なぜ、昔ながらの飲食店は何でもありなのか? 開業のヒントがあります

概要

 田舎に行くと、定食屋と名乗りながら、ごはんものだけではなく、ラーメンやパスタを出したりしている店があると思います。また、田舎のラーメン屋に行くと、ラーメン屋といいながら、うどんやそばを出したりしています。

 都会においても同様で、昔ながらの商店街にある店は、厳しい言い方をすれば、美味しくもないが、いろんな料理を出す何でもありの店があると思います。

 経営学の基本を考えれば、ターゲティングや集中の重要性を勉強するのですが、そうはなっていません。
 としたとき、

  「昔ながら・田舎だから、知恵や知識がなく、経営を知らない」

という風に思うかもしれません。

 しかし、そういうわけではありません。個人的な経験も含め、この理由を説明したいと思います。

なぜかと言えば

 飲食店の経営においては、その地域にどれだけの需要があるかを考える必要があります。

 このとき、都会のように、需要が豊富にあれば、問題ないのですが、田舎においてはそういうわけではありません。
 田舎の飲食店では、人口が少なく需要が乏しいので、ターゲットを絞ると、そもそも経営が成立しなくなる可能性が出てきます。このため、田舎の飲食店においては、提供する料理の幅を広くして、その地域のいろんな人に来てもらう必要性があることになります。
 また、家族連れなどのグループを考えると、そのグループの人たち全員の要求に応えなければ、選択肢から外れてしまうことにもなりかねません。
 この結果、田舎の飲食店では、少ない需要の中で、幅広く店に見てもらう必要から、料理などは何でもありになるというわけです。

 これは、都会などの昔ながらの飲食店にも当てはまる傾向があります。今でこそ、多種多様な飲食店がありますが、昔はそう多くはなく、移動も容易ではないので、その地域の需要は限られます。この結果、その小さな需要を確保するために、料理は何でもありになるというわけです。

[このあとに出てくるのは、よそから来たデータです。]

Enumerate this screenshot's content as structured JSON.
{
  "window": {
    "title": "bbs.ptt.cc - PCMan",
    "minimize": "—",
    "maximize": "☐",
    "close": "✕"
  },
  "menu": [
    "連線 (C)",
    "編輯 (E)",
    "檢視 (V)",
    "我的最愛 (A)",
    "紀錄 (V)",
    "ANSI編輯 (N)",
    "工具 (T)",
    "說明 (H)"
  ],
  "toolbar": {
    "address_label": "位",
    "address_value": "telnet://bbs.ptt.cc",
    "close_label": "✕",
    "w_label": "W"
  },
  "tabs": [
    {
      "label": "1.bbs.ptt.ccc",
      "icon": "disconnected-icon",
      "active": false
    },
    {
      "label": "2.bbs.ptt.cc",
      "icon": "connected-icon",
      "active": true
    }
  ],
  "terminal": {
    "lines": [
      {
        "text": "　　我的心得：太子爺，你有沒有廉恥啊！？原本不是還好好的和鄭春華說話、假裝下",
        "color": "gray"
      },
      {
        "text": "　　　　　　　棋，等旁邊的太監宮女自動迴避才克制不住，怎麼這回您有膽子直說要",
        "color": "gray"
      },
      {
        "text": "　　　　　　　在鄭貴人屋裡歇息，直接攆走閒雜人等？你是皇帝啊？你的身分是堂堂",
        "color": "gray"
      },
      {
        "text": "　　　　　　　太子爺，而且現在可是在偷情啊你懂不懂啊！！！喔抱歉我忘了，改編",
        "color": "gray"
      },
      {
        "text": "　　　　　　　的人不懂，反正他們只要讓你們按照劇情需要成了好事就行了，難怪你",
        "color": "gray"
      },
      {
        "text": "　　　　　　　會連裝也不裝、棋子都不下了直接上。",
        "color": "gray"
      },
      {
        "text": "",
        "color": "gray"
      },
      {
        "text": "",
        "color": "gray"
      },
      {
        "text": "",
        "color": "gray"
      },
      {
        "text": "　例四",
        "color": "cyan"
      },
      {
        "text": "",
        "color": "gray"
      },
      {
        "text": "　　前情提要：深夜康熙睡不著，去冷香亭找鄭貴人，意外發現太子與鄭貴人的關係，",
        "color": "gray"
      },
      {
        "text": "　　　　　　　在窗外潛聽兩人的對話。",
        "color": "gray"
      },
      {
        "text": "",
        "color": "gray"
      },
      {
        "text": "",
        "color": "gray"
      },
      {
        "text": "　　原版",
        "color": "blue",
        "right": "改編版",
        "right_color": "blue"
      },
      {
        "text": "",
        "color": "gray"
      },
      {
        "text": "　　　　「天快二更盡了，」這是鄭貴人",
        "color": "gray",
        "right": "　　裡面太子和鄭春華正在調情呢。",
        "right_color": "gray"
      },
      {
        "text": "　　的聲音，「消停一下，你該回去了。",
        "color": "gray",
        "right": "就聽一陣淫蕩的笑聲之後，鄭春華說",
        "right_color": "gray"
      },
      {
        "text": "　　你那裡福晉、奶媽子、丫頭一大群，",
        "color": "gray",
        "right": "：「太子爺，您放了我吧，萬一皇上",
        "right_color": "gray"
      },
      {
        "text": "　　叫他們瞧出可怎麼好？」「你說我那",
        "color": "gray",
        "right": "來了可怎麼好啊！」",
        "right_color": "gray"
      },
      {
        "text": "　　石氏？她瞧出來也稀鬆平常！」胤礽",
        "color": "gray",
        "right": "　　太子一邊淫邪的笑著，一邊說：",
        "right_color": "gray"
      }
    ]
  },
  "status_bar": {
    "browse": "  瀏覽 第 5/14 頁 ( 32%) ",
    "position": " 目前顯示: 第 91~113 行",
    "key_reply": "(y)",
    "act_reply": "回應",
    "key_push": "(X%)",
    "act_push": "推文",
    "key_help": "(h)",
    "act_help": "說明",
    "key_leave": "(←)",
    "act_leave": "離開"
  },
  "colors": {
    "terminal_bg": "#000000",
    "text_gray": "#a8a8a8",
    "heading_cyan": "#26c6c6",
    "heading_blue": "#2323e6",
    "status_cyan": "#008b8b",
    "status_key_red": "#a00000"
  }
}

 そしてこれらの店は、地域の人たちに愛してもらう必要があるので、どうしても顧客の要望にも応えがちなので、顧客から「○○作れないの?」と聞かれると、その料理を提供し、メニューとしては増えていく傾向にあります。

まとめ

 このような話は、ある意味、当たり前の話なのですが、教科書などではあまり出てきません。むしろ、教科書的にはターゲティングなどを重視するため、そのまま教科書通りに経営すると、田舎のほうでは失敗します。

 むしろ、田舎のほうでは、キーとなる料理を提供しながら、同時に料理の幅を広げて、より幅広く顧客を集客することが重要となります。